Western Blot and Internet Calculations:
1)See table 4 and 5. The EYFP and GFP proteins share no amino acid
sequences together which is not unexpected as they are both relatively small
sequences. The EYFP is a functional protein but it is unknown if it was function
during this experiment as it was not tested for its chemiluminescence but it was
successful in the binding of EYFP antibody as the secondary antibody was able to be
identified in large amounts, as to rule out random pairing, and requires the EYFP
antibody to bind to the host.
2) The EYFP tag causes inactivity of some proteins as the fusion of the two
may disrupt the nature of one. EYFP is 27 KDa and thus is not a small protein.
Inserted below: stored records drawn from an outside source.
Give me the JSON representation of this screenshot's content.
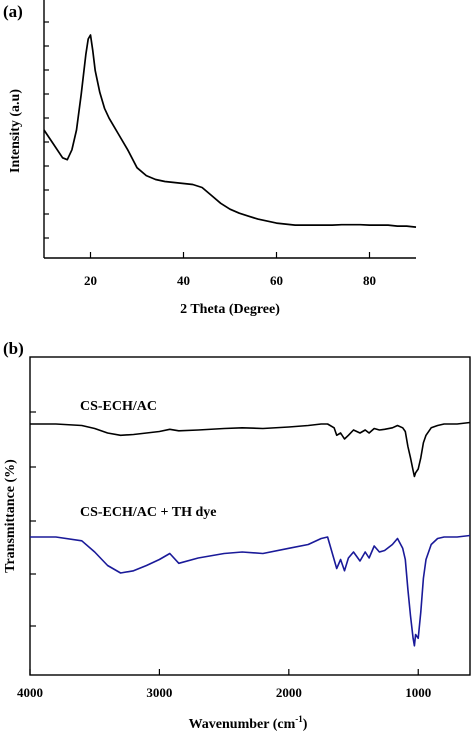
{
  "chart_data": [
    {
      "panel_label": "(a)",
      "type": "line",
      "xlabel": "2 Theta (Degree)",
      "ylabel": "Intensity (a.u)",
      "xlim": [
        10,
        90
      ],
      "xticks": [
        20,
        40,
        60,
        80
      ],
      "grid": false,
      "series": [
        {
          "color": "#000000",
          "x": [
            10,
            12,
            14,
            15,
            16,
            17,
            18,
            19,
            19.5,
            20,
            20.5,
            21,
            22,
            23,
            24,
            26,
            28,
            30,
            32,
            34,
            36,
            38,
            40,
            42,
            44,
            46,
            48,
            50,
            52,
            54,
            56,
            58,
            60,
            62,
            64,
            66,
            68,
            70,
            72,
            74,
            76,
            78,
            80,
            82,
            84,
            86,
            88,
            90
          ],
          "y": [
            0.52,
            0.45,
            0.38,
            0.37,
            0.42,
            0.52,
            0.7,
            0.9,
            0.98,
            1.0,
            0.92,
            0.82,
            0.71,
            0.63,
            0.58,
            0.5,
            0.42,
            0.33,
            0.29,
            0.27,
            0.26,
            0.255,
            0.25,
            0.245,
            0.23,
            0.19,
            0.15,
            0.12,
            0.1,
            0.085,
            0.07,
            0.06,
            0.05,
            0.045,
            0.04,
            0.04,
            0.04,
            0.04,
            0.04,
            0.042,
            0.042,
            0.042,
            0.04,
            0.04,
            0.04,
            0.035,
            0.035,
            0.03
          ]
        }
      ]
    },
    {
      "panel_label": "(b)",
      "type": "line",
      "xlabel": "Wavenumber (cm",
      "xlabel_sup": "-1",
      "xlabel_close": ")",
      "ylabel": "Transmittance (%)",
      "xlim": [
        4000,
        600
      ],
      "xticks": [
        4000,
        3000,
        2000,
        1000
      ],
      "grid": false,
      "series": [
        {
          "name": "CS-ECH/AC",
          "color": "#000000",
          "x": [
            4000,
            3800,
            3600,
            3500,
            3400,
            3300,
            3200,
            3100,
            3000,
            2920,
            2850,
            2700,
            2500,
            2360,
            2200,
            2000,
            1850,
            1750,
            1700,
            1650,
            1630,
            1600,
            1570,
            1540,
            1500,
            1450,
            1410,
            1380,
            1340,
            1300,
            1260,
            1200,
            1160,
            1120,
            1100,
            1080,
            1060,
            1040,
            1030,
            1020,
            1000,
            980,
            960,
            940,
            900,
            850,
            800,
            700,
            600
          ],
          "y": [
            0.0,
            0.0,
            -0.02,
            -0.06,
            -0.12,
            -0.15,
            -0.14,
            -0.12,
            -0.1,
            -0.07,
            -0.09,
            -0.08,
            -0.06,
            -0.05,
            -0.06,
            -0.04,
            -0.02,
            0.0,
            0.0,
            -0.05,
            -0.15,
            -0.12,
            -0.2,
            -0.15,
            -0.08,
            -0.12,
            -0.08,
            -0.12,
            -0.06,
            -0.08,
            -0.07,
            -0.05,
            -0.02,
            -0.05,
            -0.1,
            -0.3,
            -0.45,
            -0.62,
            -0.7,
            -0.65,
            -0.6,
            -0.45,
            -0.25,
            -0.15,
            -0.05,
            -0.02,
            0.0,
            0.0,
            0.02
          ]
        },
        {
          "name": "CS-ECH/AC + TH dye",
          "color": "#1a1a99",
          "x": [
            4000,
            3800,
            3600,
            3500,
            3400,
            3300,
            3200,
            3100,
            3000,
            2920,
            2850,
            2700,
            2500,
            2360,
            2200,
            2000,
            1850,
            1750,
            1700,
            1650,
            1630,
            1600,
            1570,
            1540,
            1500,
            1450,
            1410,
            1380,
            1340,
            1300,
            1260,
            1200,
            1160,
            1120,
            1100,
            1080,
            1060,
            1040,
            1030,
            1020,
            1000,
            980,
            960,
            940,
            900,
            850,
            800,
            700,
            600
          ],
          "y": [
            0.0,
            0.0,
            -0.05,
            -0.2,
            -0.38,
            -0.48,
            -0.45,
            -0.38,
            -0.3,
            -0.22,
            -0.35,
            -0.28,
            -0.22,
            -0.2,
            -0.22,
            -0.15,
            -0.1,
            -0.02,
            0.0,
            -0.3,
            -0.42,
            -0.3,
            -0.45,
            -0.28,
            -0.2,
            -0.32,
            -0.2,
            -0.28,
            -0.12,
            -0.2,
            -0.18,
            -0.1,
            -0.02,
            -0.15,
            -0.3,
            -0.7,
            -1.05,
            -1.35,
            -1.45,
            -1.3,
            -1.35,
            -1.0,
            -0.55,
            -0.3,
            -0.1,
            -0.02,
            0.0,
            0.0,
            0.02
          ]
        }
      ]
    }
  ]
}
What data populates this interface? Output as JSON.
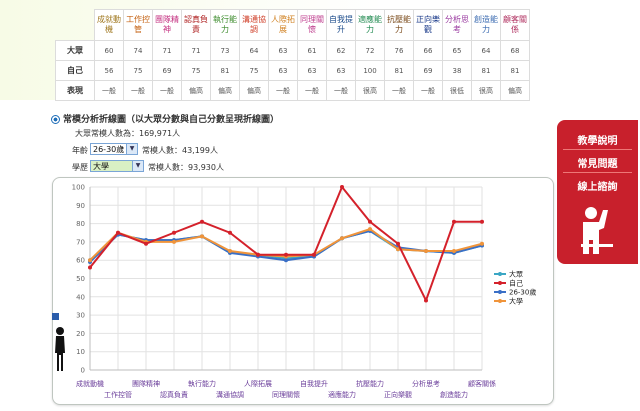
{
  "table": {
    "headers": [
      {
        "label": "成就動機",
        "color": "#a07820"
      },
      {
        "label": "工作控管",
        "color": "#c46010"
      },
      {
        "label": "團隊精神",
        "color": "#c43080"
      },
      {
        "label": "認真負責",
        "color": "#b02424"
      },
      {
        "label": "執行能力",
        "color": "#3a8a2a"
      },
      {
        "label": "溝通協調",
        "color": "#d0402a"
      },
      {
        "label": "人際拓展",
        "color": "#d08020"
      },
      {
        "label": "同理關懷",
        "color": "#c04090"
      },
      {
        "label": "自我提升",
        "color": "#1a4a8a"
      },
      {
        "label": "適應能力",
        "color": "#208a50"
      },
      {
        "label": "抗壓能力",
        "color": "#7a4a1a"
      },
      {
        "label": "正向樂觀",
        "color": "#1a3a8a"
      },
      {
        "label": "分析思考",
        "color": "#9a3aa0"
      },
      {
        "label": "創造能力",
        "color": "#3a6ab0"
      },
      {
        "label": "顧客關係",
        "color": "#b03060"
      }
    ],
    "rows": [
      {
        "label": "大眾",
        "values": [
          "60",
          "74",
          "71",
          "71",
          "73",
          "64",
          "63",
          "61",
          "62",
          "72",
          "76",
          "66",
          "65",
          "64",
          "68"
        ]
      },
      {
        "label": "自己",
        "values": [
          "56",
          "75",
          "69",
          "75",
          "81",
          "75",
          "63",
          "63",
          "63",
          "100",
          "81",
          "69",
          "38",
          "81",
          "81"
        ]
      },
      {
        "label": "表現",
        "values": [
          "一般",
          "一般",
          "一般",
          "偏高",
          "偏高",
          "偏高",
          "一般",
          "一般",
          "一般",
          "很高",
          "一般",
          "一般",
          "很低",
          "很高",
          "偏高"
        ]
      }
    ]
  },
  "section_title": "常模分析折線圖（以大眾分數與自己分數呈現折線圖）",
  "norm_public": "大眾常模人數為：169,971人",
  "age_label": "年齡",
  "age_value": "26-30歲",
  "age_norm": "常模人數：43,199人",
  "edu_label": "學歷",
  "edu_value": "大學",
  "edu_norm": "常模人數：93,930人",
  "side_menu": [
    "教學說明",
    "常見問題",
    "線上諮詢"
  ],
  "colors": {
    "public": "#3aa6c4",
    "self": "#d4212b",
    "age": "#3a6fc6",
    "edu": "#f0943a",
    "side": "#c8202c"
  },
  "icons": {
    "person": "person-icon",
    "raise_hand": "raise-hand-icon",
    "flag": "flag-icon",
    "dropdown": "chevron-down-icon",
    "radio": "radio-icon"
  },
  "chart_data": {
    "type": "line",
    "categories": [
      "成就動機",
      "工作控管",
      "團隊精神",
      "認真負責",
      "執行能力",
      "溝通協調",
      "人際拓展",
      "同理關懷",
      "自我提升",
      "適應能力",
      "抗壓能力",
      "正向樂觀",
      "分析思考",
      "創造能力",
      "顧客關係"
    ],
    "series": [
      {
        "name": "大眾",
        "values": [
          60,
          74,
          71,
          71,
          73,
          64,
          63,
          61,
          62,
          72,
          76,
          66,
          65,
          64,
          68
        ]
      },
      {
        "name": "自己",
        "values": [
          56,
          75,
          69,
          75,
          81,
          75,
          63,
          63,
          63,
          100,
          81,
          69,
          38,
          81,
          81
        ]
      },
      {
        "name": "26-30歲",
        "values": [
          59,
          74,
          71,
          71,
          73,
          64,
          62,
          60,
          62,
          72,
          76,
          67,
          65,
          64,
          68
        ]
      },
      {
        "name": "大學",
        "values": [
          60,
          75,
          70,
          70,
          73,
          65,
          63,
          62,
          63,
          72,
          77,
          66,
          65,
          65,
          69
        ]
      }
    ],
    "ylim": [
      0,
      100
    ],
    "yticks": [
      0,
      10,
      20,
      30,
      40,
      50,
      60,
      70,
      80,
      90,
      100
    ],
    "grid": true,
    "legend": "right"
  }
}
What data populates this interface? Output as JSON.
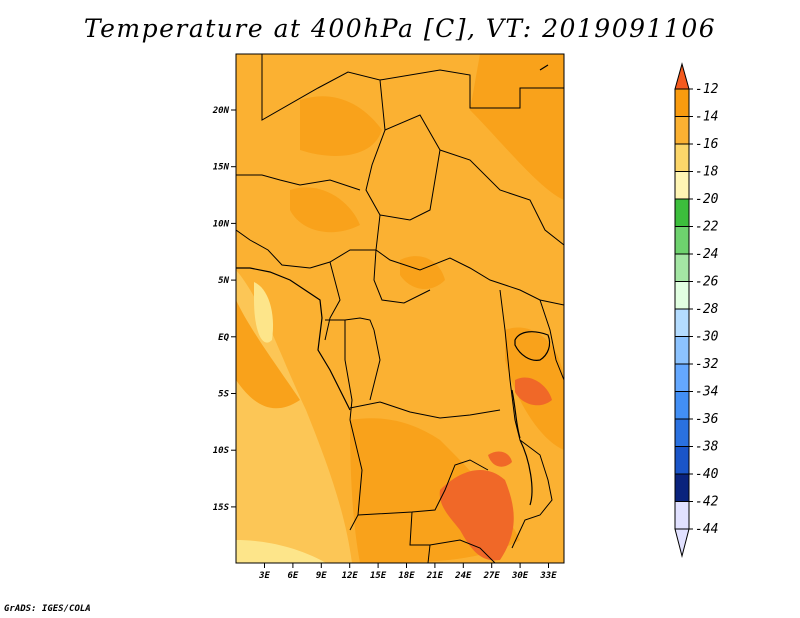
{
  "title": "Temperature at 400hPa [C], VT: 2019091106",
  "credit": "GrADS: IGES/COLA",
  "map": {
    "variable": "Temperature",
    "level": "400hPa",
    "units": "C",
    "valid_time": "2019091106",
    "lon_ticks": [
      "3E",
      "6E",
      "9E",
      "12E",
      "15E",
      "18E",
      "21E",
      "24E",
      "27E",
      "30E",
      "33E"
    ],
    "lat_ticks": [
      "20N",
      "15N",
      "10N",
      "5N",
      "EQ",
      "5S",
      "10S",
      "15S"
    ]
  },
  "colorbar": {
    "labels": [
      "-12",
      "-14",
      "-16",
      "-18",
      "-20",
      "-22",
      "-24",
      "-26",
      "-28",
      "-30",
      "-32",
      "-34",
      "-36",
      "-38",
      "-40",
      "-42",
      "-44"
    ],
    "colors": [
      "#f06828",
      "#f99b0f",
      "#fbb132",
      "#fcd66a",
      "#fff5b4",
      "#3cbe3c",
      "#6ed26e",
      "#a4e6a4",
      "#e1ffe1",
      "#b4dcff",
      "#8cc3ff",
      "#64a8ff",
      "#428ff5",
      "#2a71e0",
      "#1a55c8",
      "#0a237d",
      "#e1e1ff"
    ],
    "top_color": "#f45a1e"
  }
}
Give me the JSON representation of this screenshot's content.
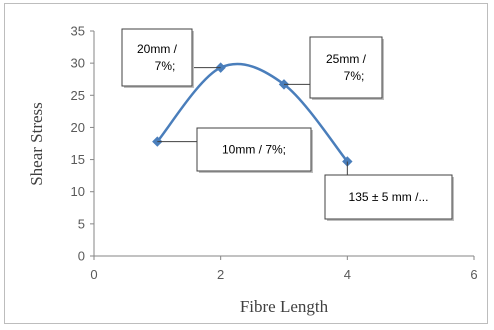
{
  "chart_data": {
    "type": "scatter",
    "title": "",
    "xlabel": "Fibre Length",
    "ylabel": "Shear Stress",
    "xlim": [
      0,
      6
    ],
    "ylim": [
      0,
      35
    ],
    "x_ticks": [
      0,
      2,
      4,
      6
    ],
    "y_ticks": [
      0,
      5,
      10,
      15,
      20,
      25,
      30,
      35
    ],
    "grid": false,
    "smooth_line": true,
    "series": [
      {
        "x": [
          1,
          2,
          3,
          4
        ],
        "y": [
          17.8,
          29.3,
          26.7,
          14.7
        ],
        "color": "#4a7ebb",
        "marker": "diamond"
      }
    ],
    "annotations": [
      {
        "point": 1,
        "lines": [
          "20mm /",
          "7%;"
        ]
      },
      {
        "point": 2,
        "lines": [
          "25mm /",
          "7%;"
        ]
      },
      {
        "point": 0,
        "lines": [
          "10mm / 7%;"
        ]
      },
      {
        "point": 3,
        "lines": [
          "135 ± 5 mm /..."
        ]
      }
    ]
  }
}
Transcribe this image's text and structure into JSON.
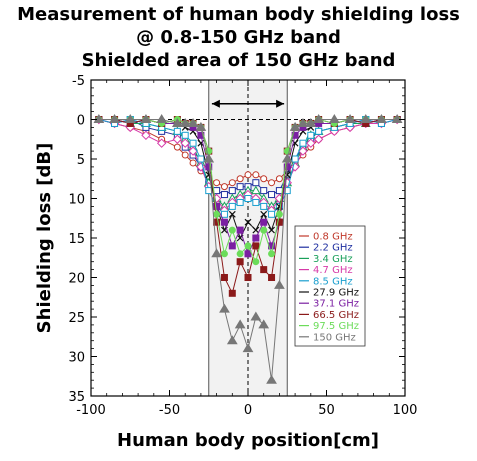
{
  "chart_data": {
    "type": "line",
    "title_lines": [
      "Measurement  of human body shielding loss",
      "@ 0.8-150  GHz band",
      "Shielded  area of 150  GHz band"
    ],
    "xlabel": "Human body position[cm]",
    "ylabel": "Shielding loss [dB]",
    "xlim": [
      -100,
      100
    ],
    "ylim": [
      -5,
      35
    ],
    "y_inverted": true,
    "xticks": [
      -100,
      -50,
      0,
      50,
      100
    ],
    "yticks": [
      -5,
      0,
      5,
      10,
      15,
      20,
      25,
      30,
      35
    ],
    "grid": "dashed-zero-lines",
    "legend_position": "right-center",
    "shielded_area": {
      "x": [
        -25,
        25
      ]
    },
    "series": [
      {
        "name": "0.8 GHz",
        "color": "#c0392b",
        "marker": "circle-open",
        "x": [
          -95,
          -85,
          -75,
          -65,
          -55,
          -45,
          -40,
          -35,
          -30,
          -25,
          -20,
          -15,
          -10,
          -5,
          0,
          5,
          10,
          15,
          20,
          25,
          30,
          35,
          40,
          45,
          55,
          65,
          75,
          85,
          95
        ],
        "y": [
          0,
          0.5,
          1,
          1.5,
          2.5,
          3.5,
          4.5,
          5.5,
          6.5,
          7.5,
          8,
          8.5,
          8,
          7.5,
          7,
          7,
          7.5,
          8,
          7.5,
          6.5,
          5.5,
          4.5,
          3.5,
          2.5,
          1.5,
          1,
          0.5,
          0,
          0
        ]
      },
      {
        "name": "2.2 GHz",
        "color": "#1f2fa0",
        "marker": "square-open",
        "x": [
          -95,
          -85,
          -75,
          -65,
          -55,
          -45,
          -40,
          -35,
          -30,
          -25,
          -20,
          -15,
          -10,
          -5,
          0,
          5,
          10,
          15,
          20,
          25,
          30,
          35,
          40,
          45,
          55,
          65,
          75,
          85,
          95
        ],
        "y": [
          0,
          0.5,
          0,
          1,
          1.5,
          2,
          3.5,
          4.5,
          6,
          8,
          9,
          9.5,
          9,
          8.5,
          8.5,
          8,
          9,
          9.5,
          9,
          7,
          5,
          3.5,
          2.5,
          1.5,
          1,
          0.5,
          0,
          0.5,
          0
        ]
      },
      {
        "name": "3.4 GHz",
        "color": "#1aa05a",
        "marker": "triangle-open",
        "x": [
          -95,
          -85,
          -75,
          -65,
          -55,
          -45,
          -40,
          -35,
          -30,
          -25,
          -20,
          -15,
          -10,
          -5,
          0,
          5,
          10,
          15,
          20,
          25,
          30,
          35,
          40,
          45,
          55,
          65,
          75,
          85,
          95
        ],
        "y": [
          0,
          0,
          0.5,
          0.5,
          1,
          1.5,
          2.5,
          3.5,
          5.5,
          8,
          10,
          11,
          10,
          9.5,
          9,
          9,
          10,
          11,
          10,
          8,
          5.5,
          3.5,
          2,
          1.5,
          1,
          0.5,
          0.5,
          0,
          0
        ]
      },
      {
        "name": "4.7 GHz",
        "color": "#d63aa8",
        "marker": "diamond-open",
        "x": [
          -95,
          -85,
          -75,
          -65,
          -55,
          -45,
          -40,
          -35,
          -30,
          -25,
          -20,
          -15,
          -10,
          -5,
          0,
          5,
          10,
          15,
          20,
          25,
          30,
          35,
          40,
          45,
          55,
          65,
          75,
          85,
          95
        ],
        "y": [
          0,
          0.5,
          1,
          2,
          3,
          2.5,
          3,
          4,
          6,
          8.5,
          10,
          11.5,
          10.5,
          10,
          9.5,
          10,
          10.5,
          11.5,
          10,
          8,
          6,
          4,
          3,
          2.5,
          1.5,
          1,
          0.5,
          0.5,
          0
        ]
      },
      {
        "name": "8.5 GHz",
        "color": "#1a9fcf",
        "marker": "square-open",
        "x": [
          -95,
          -85,
          -75,
          -65,
          -55,
          -45,
          -40,
          -35,
          -30,
          -25,
          -20,
          -15,
          -10,
          -5,
          0,
          5,
          10,
          15,
          20,
          25,
          30,
          35,
          40,
          45,
          55,
          65,
          75,
          85,
          95
        ],
        "y": [
          0,
          0.5,
          0,
          0.5,
          1,
          1.5,
          2,
          3,
          5,
          9,
          11,
          12,
          11,
          10.5,
          10,
          10.5,
          11,
          12,
          11,
          9,
          5,
          3,
          2,
          1.5,
          1,
          0.5,
          0,
          0.5,
          0
        ]
      },
      {
        "name": "27.9 GHz",
        "color": "#111111",
        "marker": "x",
        "x": [
          -95,
          -85,
          -75,
          -65,
          -55,
          -45,
          -40,
          -35,
          -30,
          -25,
          -20,
          -15,
          -10,
          -5,
          0,
          5,
          10,
          15,
          20,
          25,
          30,
          35,
          40,
          45,
          55,
          65,
          75,
          85,
          95
        ],
        "y": [
          0,
          0,
          0.5,
          0,
          0.5,
          0.5,
          1,
          1.5,
          3,
          7,
          11,
          14,
          12,
          15,
          13,
          14,
          12,
          14,
          11,
          7,
          3,
          1.5,
          1,
          0.5,
          0.5,
          0,
          0.5,
          0,
          0
        ]
      },
      {
        "name": "37.1 GHz",
        "color": "#7b1fa2",
        "marker": "square-filled",
        "x": [
          -95,
          -85,
          -75,
          -65,
          -55,
          -45,
          -40,
          -35,
          -30,
          -25,
          -20,
          -15,
          -10,
          -5,
          0,
          5,
          10,
          15,
          20,
          25,
          30,
          35,
          40,
          45,
          55,
          65,
          75,
          85,
          95
        ],
        "y": [
          0,
          0,
          0.5,
          0,
          0.5,
          0.5,
          0.5,
          1,
          2,
          6,
          11,
          13,
          16,
          14,
          17,
          15,
          13,
          16,
          13,
          6,
          2,
          1,
          0.5,
          0.5,
          0.5,
          0,
          0.5,
          0,
          0
        ]
      },
      {
        "name": "66.5 GHz",
        "color": "#8b1a1a",
        "marker": "square-filled",
        "x": [
          -95,
          -85,
          -75,
          -65,
          -55,
          -45,
          -40,
          -35,
          -30,
          -25,
          -20,
          -15,
          -10,
          -5,
          0,
          5,
          10,
          15,
          20,
          25,
          30,
          35,
          40,
          45,
          55,
          65,
          75,
          85,
          95
        ],
        "y": [
          0,
          0,
          0.5,
          0,
          0.5,
          0,
          0.5,
          0.5,
          1,
          4,
          13,
          20,
          22,
          18,
          20,
          16,
          19,
          20,
          13,
          4,
          1,
          0.5,
          0.5,
          0,
          0.5,
          0,
          0.5,
          0,
          0
        ]
      },
      {
        "name": "97.5 GHz",
        "color": "#6cdc5a",
        "marker": "circle-filled",
        "x": [
          -95,
          -85,
          -75,
          -65,
          -55,
          -45,
          -40,
          -35,
          -30,
          -25,
          -20,
          -15,
          -10,
          -5,
          0,
          5,
          10,
          15,
          20,
          25,
          30,
          35,
          40,
          45,
          55,
          65,
          75,
          85,
          95
        ],
        "y": [
          0,
          0,
          0,
          0,
          0.5,
          0,
          0.5,
          0.5,
          1,
          4,
          12,
          17,
          14,
          17,
          16,
          18,
          14,
          17,
          12,
          4,
          1,
          0.5,
          0.5,
          0,
          0.5,
          0,
          0,
          0,
          0
        ]
      },
      {
        "name": "150 GHz",
        "color": "#777777",
        "marker": "triangle-filled",
        "x": [
          -95,
          -85,
          -75,
          -65,
          -55,
          -45,
          -40,
          -35,
          -30,
          -25,
          -20,
          -15,
          -10,
          -5,
          0,
          5,
          10,
          15,
          20,
          25,
          30,
          35,
          40,
          45,
          55,
          65,
          75,
          85,
          95
        ],
        "y": [
          0,
          0,
          0,
          0,
          0,
          0.5,
          0.5,
          0.5,
          1,
          5,
          17,
          24,
          28,
          26,
          29,
          25,
          26,
          33,
          21,
          5,
          1,
          0.5,
          0.5,
          0,
          0,
          0,
          0,
          0,
          0
        ]
      }
    ]
  }
}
When
attaching to a smaller protein it may disrupt its secondary structure and denature it.
EYFP may also cover up or block the binding site of the other protein causing it to
be inhibited.
3)If the EYPF tubulin and actin were relatively half of the golgi and
mitochondrial proteins then the cell would likely be a more flexible cell that is likely
to be stretched and condensed more frequently than one with relatively equal levels
of the proteins. The levels of the EYFP chimeras would change based on the location
the EYFP was spliced into. If the EYFP hindered the protein it would likely be broken
down thus reducing the overall expression of the EYFP chimeras. Results similar to
the four Chimeric proteins mentioned may be found in other similar cell lines but
may also be found in very different cell lines. The variation of the secondary
structure of other proteins may alter the expression of EYFP as is primarily binds to
the 3 side of the protein.

ReferencesPurva Vats, Ji Yu, Lawrence Rothfield. The dynamic nature of the bacterial
cytoskeleton. Cellular and Molecular Life Sciences. October 2009. Volume 66. Issue
20. pp 3353-3362.
Richard Pollenz, Mary Kimble, Andy Cannons. Experiments in Cell Biology.2008. p5657.

L. Herrera-Estrella, M. De Block, E. Messens, J.-P. Hernalsteens, M. Van Montagu, J.


Schell. Chimeric Genes As Dominant Selectable Markers In Plant Cells. EMBO J.
1983; 2(6): 987995.

Roger Y. Tsien. The Green Fluorescent Protein. 1998.